There is precedent for the victimisation of black African women by the Ramaphosa-led ANC. Former NPA director Nomgcobo Jiba was exonerated by the Constitutional Court, which vacated a disbarment judgment against her. Ramaphosa ignored that declaration of innocence and initiated removal proceedings against Jiba on the basis of the same evidence rejected by the apex court.

For black women, the pattern of their tormentors is to devalue their performance or portray it in the worst light possible, and then declare them incompetent and unworthy of any leadership position.

This is reminiscent of what happened to the late Winnie Mandela.

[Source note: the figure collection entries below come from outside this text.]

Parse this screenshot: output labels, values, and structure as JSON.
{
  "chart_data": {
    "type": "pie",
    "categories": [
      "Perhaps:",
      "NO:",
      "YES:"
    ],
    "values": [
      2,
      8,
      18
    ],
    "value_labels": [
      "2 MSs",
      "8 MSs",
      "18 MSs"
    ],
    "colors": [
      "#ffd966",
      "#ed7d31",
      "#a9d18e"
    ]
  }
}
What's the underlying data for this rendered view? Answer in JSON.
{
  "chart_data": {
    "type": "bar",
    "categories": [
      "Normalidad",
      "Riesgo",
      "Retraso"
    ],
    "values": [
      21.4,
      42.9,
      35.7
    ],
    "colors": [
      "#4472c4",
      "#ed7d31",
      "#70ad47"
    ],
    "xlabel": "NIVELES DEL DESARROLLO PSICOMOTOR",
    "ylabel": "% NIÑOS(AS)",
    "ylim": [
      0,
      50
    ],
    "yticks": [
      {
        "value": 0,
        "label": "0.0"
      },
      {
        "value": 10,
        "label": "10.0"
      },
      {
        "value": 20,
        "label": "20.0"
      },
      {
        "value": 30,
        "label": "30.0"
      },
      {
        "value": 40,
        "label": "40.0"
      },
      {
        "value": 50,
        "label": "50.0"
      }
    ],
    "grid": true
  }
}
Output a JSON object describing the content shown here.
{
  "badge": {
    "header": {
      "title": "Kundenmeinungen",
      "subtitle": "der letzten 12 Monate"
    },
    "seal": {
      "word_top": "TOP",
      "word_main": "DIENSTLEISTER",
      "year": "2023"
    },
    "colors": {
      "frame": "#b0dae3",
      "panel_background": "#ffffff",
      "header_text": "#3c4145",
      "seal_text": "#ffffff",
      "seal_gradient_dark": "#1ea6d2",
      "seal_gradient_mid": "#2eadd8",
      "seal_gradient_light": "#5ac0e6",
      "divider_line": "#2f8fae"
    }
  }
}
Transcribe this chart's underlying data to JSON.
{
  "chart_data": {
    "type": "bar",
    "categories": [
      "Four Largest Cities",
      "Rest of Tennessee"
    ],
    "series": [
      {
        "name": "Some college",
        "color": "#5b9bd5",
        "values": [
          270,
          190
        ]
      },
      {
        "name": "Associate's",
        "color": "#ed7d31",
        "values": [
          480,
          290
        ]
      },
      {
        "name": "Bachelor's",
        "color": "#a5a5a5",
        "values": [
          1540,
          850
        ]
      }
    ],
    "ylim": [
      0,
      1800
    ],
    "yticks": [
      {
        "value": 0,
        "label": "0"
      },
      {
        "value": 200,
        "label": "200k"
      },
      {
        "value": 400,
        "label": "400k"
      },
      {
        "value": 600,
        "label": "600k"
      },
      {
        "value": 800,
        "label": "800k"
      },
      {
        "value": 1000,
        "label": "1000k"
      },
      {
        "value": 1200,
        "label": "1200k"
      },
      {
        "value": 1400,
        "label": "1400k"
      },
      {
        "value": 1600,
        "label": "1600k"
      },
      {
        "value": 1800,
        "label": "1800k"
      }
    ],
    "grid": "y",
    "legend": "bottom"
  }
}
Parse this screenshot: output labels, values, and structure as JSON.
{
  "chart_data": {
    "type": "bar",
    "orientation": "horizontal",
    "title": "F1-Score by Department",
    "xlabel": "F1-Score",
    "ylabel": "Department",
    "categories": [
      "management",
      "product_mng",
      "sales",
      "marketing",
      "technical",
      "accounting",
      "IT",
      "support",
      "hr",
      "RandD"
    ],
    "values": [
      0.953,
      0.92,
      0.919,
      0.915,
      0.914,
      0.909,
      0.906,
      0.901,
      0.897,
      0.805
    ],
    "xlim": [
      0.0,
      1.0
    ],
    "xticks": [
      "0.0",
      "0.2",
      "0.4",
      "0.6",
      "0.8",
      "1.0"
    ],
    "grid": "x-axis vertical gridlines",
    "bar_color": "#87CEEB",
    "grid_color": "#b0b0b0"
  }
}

She was also tarred, feathered and excluded from ANC leadership in 1995 after being falsely accused of corruption.

Her sin was expressing her Pan-­Africanist views to the world at a time when imperialist forces were infil­trating the ANC with their deep pockets.

She posed a threat to the Neo-liberal Growth, Employment, and Redistribution policies as she advocated African autonomy and radical transformation of our society.

Mkhwebane, like Winnie Mandela before her, has been fighting a system that intends to block her from doing her mandated job effectively.

Despite a stellar performance, including achieving a historic clean audit and maintaining that for two successive years, Advocate Mkhwebane has been dragged across the proverbial burning coals by the racist DA, some top ANC officials, some members of Parliament, and the corporate media in an orchestrated smear campaign against her.

Her unwavering stance against corruption, her strength and commitment to justice have remained resolute in the face of this visible and vindictive campaign that seeks to paint her as incompetent, lacking in intelligence, and ignorant of the law.

Public resources are recklessly spent by enemies hell-bent on making sure her outstanding reputation is shredded daily.

But there is a silver lining in all these vindictive moves – the ANC is being exposed as a party unfit to govern, and with leaders beholden to white monopoly capital.